With the failures of amyloid-targeting drugs, attention has shifted to tau, and many companies, including Biogen, Eli Lilly and AbbVie, have poured money into the effort. AC Immune, which also partnered the amyloid-targeting drug crenezumab with Roche, was among the leaders in tau research. Semorinemab is the most advanced of the group, making its failure — which isn't the first for a tau-targeting medicine — notable.
"This is clearly disappointing news for the company and for the Alzheimer’s community given that tau has been increasingly viewed as a promising target for treating [Alzheimer's], and investors ... have been focused on this event to potentially validate the anti-Tau antibody approach," wrote SVB Leerink analyst Marc Goodman in a note to investors.
Roche's TAURIEL trial tested three doses of semorinemab against a placebo in 457 people with mild symptoms, looking for signs that it could slow decline in cognition or function on three separate measurements.
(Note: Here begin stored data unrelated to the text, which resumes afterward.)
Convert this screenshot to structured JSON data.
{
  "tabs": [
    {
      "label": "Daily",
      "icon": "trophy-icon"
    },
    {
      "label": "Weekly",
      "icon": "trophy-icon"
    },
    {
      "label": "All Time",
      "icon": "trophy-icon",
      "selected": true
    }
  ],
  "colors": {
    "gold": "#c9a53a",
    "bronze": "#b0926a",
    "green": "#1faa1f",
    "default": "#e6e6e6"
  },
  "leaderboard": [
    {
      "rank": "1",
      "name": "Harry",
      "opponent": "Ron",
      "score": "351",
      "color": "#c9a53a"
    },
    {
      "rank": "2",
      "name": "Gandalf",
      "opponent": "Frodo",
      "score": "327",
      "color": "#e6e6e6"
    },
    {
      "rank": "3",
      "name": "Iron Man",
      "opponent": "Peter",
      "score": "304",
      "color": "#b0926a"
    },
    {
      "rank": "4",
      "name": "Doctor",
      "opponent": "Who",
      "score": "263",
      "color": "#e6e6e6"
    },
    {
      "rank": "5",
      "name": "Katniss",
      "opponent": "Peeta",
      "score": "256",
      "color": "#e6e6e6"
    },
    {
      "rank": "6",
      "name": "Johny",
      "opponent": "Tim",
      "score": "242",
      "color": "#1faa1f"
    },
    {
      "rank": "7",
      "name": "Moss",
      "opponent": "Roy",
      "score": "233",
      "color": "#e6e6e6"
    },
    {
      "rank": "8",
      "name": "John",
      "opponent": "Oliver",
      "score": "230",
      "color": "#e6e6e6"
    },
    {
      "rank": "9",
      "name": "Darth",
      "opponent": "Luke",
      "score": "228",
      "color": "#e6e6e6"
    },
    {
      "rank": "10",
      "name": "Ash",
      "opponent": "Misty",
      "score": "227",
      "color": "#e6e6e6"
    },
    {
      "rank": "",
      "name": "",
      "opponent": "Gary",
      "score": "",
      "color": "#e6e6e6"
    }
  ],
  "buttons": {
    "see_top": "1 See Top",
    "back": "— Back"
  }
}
After more than a year of follow-up, researchers found no statistically significant difference between the patients taking semorinemab and those given a placebo.
The drug's failure is a stinging setback for AC Immune, which has committed heavily to the tau hypothesis. It boasts a pipeline with two other experimental tau-fighting treatments for Alzheimer's — a vaccine partnered with Johnson & Johnson and an oral drug partnered with Eli Lilly. In addition, Roche has another trial of semorinemab underway in moderately affected Alzheimer's patients.
The vaccine advanced into a higher dosing group following an interim analysis of a Phase 1/2 trial conducted by J&J, while AC Immune expects initial data from a Phase 1 trial of the oral drug by year's end.